(no subject)

Date: 2007-11-22 09:32 am (UTC)
From: [identity profile] katamphigorical.livejournal.com
I stopped tracking my personal progress when it became apparent that the metamorphosis from being a scared rabbit of a girl to a jaded young woman was complete. So it's been a couple of years since bothering to take notice of how i've changed.

I can say with a straight face that there's been a lot of growing up involved. But there's still quite a bit more to go through.

(no subject)

Date: 2007-11-22 11:34 am (UTC)
From: [identity profile] alainn-mactire.livejournal.com
Polygamous to Monogamous, Pagan to fairly conservative Christian, red hair to my natural brown/black, deceptively well to very sick, scared and small to curvy, determined and gaining confidence.

And I admitted to liking Cliff Richard's music.
And my crush object changed from James Spader (pure sex on legs) to Stephen Fry (witty intelligence and a warm face).

(And I found my first grey hairs *meep*)

Yup, whole lot of changes.

(no subject)

Date: 2007-11-22 11:46 am (UTC)
From: [identity profile] amante-donne.livejournal.com
It has been a bad year for me, depression of varying degree's and other problems both real and imagined. dont really want to think about ho it has changed me, i might not like what i find.

(no subject)

Date: 2007-11-22 12:19 pm (UTC)
From: [identity profile] saare-snowqueen.livejournal.com
The real change has been in the last 6 months since I stopped my regular teaching job. I didn't realise until I was out of that political snake-pit how much the poisonous atmosphere was affecting my health and behaviour. I'm a lot calmer now - my blood pressure is down and I am able to speak up for the things I need and care about without getting into a complete dizzy first.

(no subject)

Date: 2007-11-22 12:54 pm (UTC)
From: [identity profile] beatzz.livejournal.com
I lost a pair of best friends, got a new one (who left me later on), rekindled a friendship (one that is my best now), and starting seeing more and more of the good and bad of people...

In short, I grew out of being a wide-eyed naive kid. I grew up and learned about what was wrong with me and other people. I learned how to cope with change in myself and others; alongside that, I came to terms with the inability that I and the rest of the world have in terms of change.

So yeah, I changed like this: I GREW (not taller but yeah...).

(no subject)

Date: 2007-11-22 01:06 pm (UTC)
From: [identity profile] smwright.livejournal.com
Well, if we push it to a year and just a few months...

New job, new house in a new state. One daughter gone from girlhood to womanhood. Lost another husband (like a set of keys? lol). Further along the yogi path. New friends. New outlook on life, mostly positive. It's all good.

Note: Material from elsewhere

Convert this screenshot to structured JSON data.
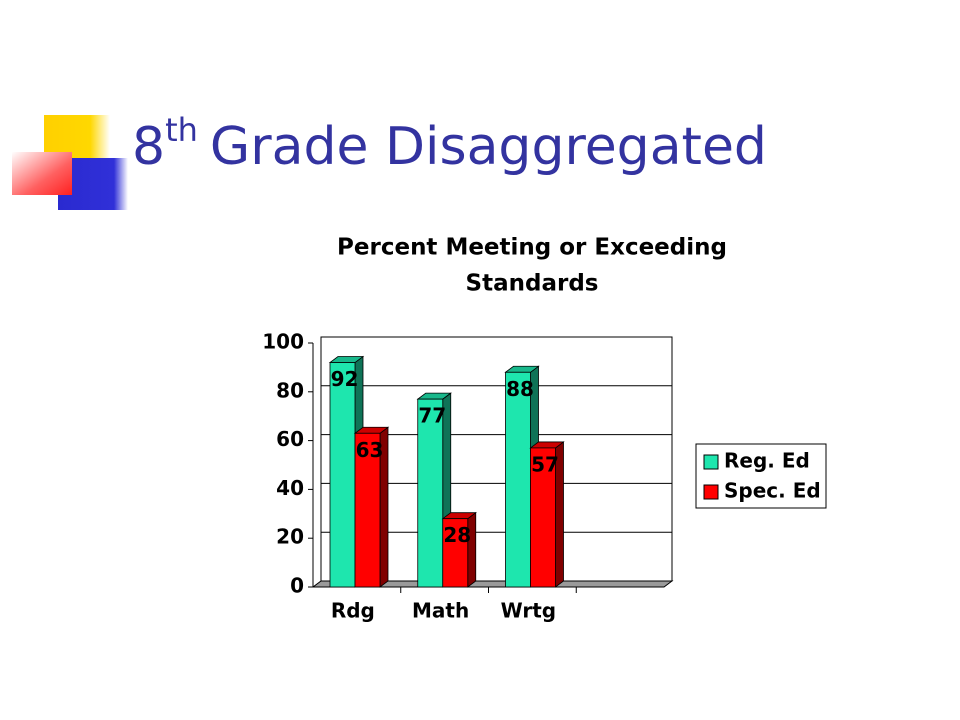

With the practical changes above, I think I have changed internally most by becoming the me I was supposed to be all along. It's very pleasant.

(no subject)

Date: 2007-11-22 02:13 pm (UTC)

(no subject)

Date: 2007-11-22 02:39 pm (UTC)
From: [identity profile] photodiva02.livejournal.com
I think I have become more honest and more true to myself. Before the whole DUI incident, I never wanted to cause waves if something didn't make me happy. I'd smile and say, "That's okay" when it clearly wasn't, because I wanted to keep the peace. Now, I can be brutally honest.

(no subject)

Date: 2007-11-22 03:28 pm (UTC)
From: [identity profile] chiropteraclan.livejournal.com
Some of that remains to be seen I think.

(no subject)

Date: 2007-11-22 04:21 pm (UTC)
From: [identity profile] dolorinterno.livejournal.com
yeah. i'm gay now. who woulda thunk it!?! not i. NOT I!

(no subject)

Date: 2007-11-23 12:19 am (UTC)
From: [identity profile] mysticpickle.livejournal.com
Just like everyone else. With clean clothes and one foot in one pant leg at a time.... HAHAHA!!

I actuality I've changed a lot! Suffering the trauma I did made a lot of this seam bigger and others seem smaller. It made me different. Good and Bad.

(no subject)

Date: 2007-11-23 02:18 am (UTC)
From: [identity profile] donnickcottage.livejournal.com
I've mellowed considerably. But then I'm a year away from cancer and moving and all that crap, so it's no wonder I suppose:)
Edited Date: 2007-11-23 02:18 am (UTC)

(no subject)

Date: 2007-11-23 03:52 am (UTC)
From: [identity profile] suburbiadaze.livejournal.com
i think my remainign desires to have flings has finally stopped. it took years of reconditioning but it can be done people. monogomy is just a habit afterall.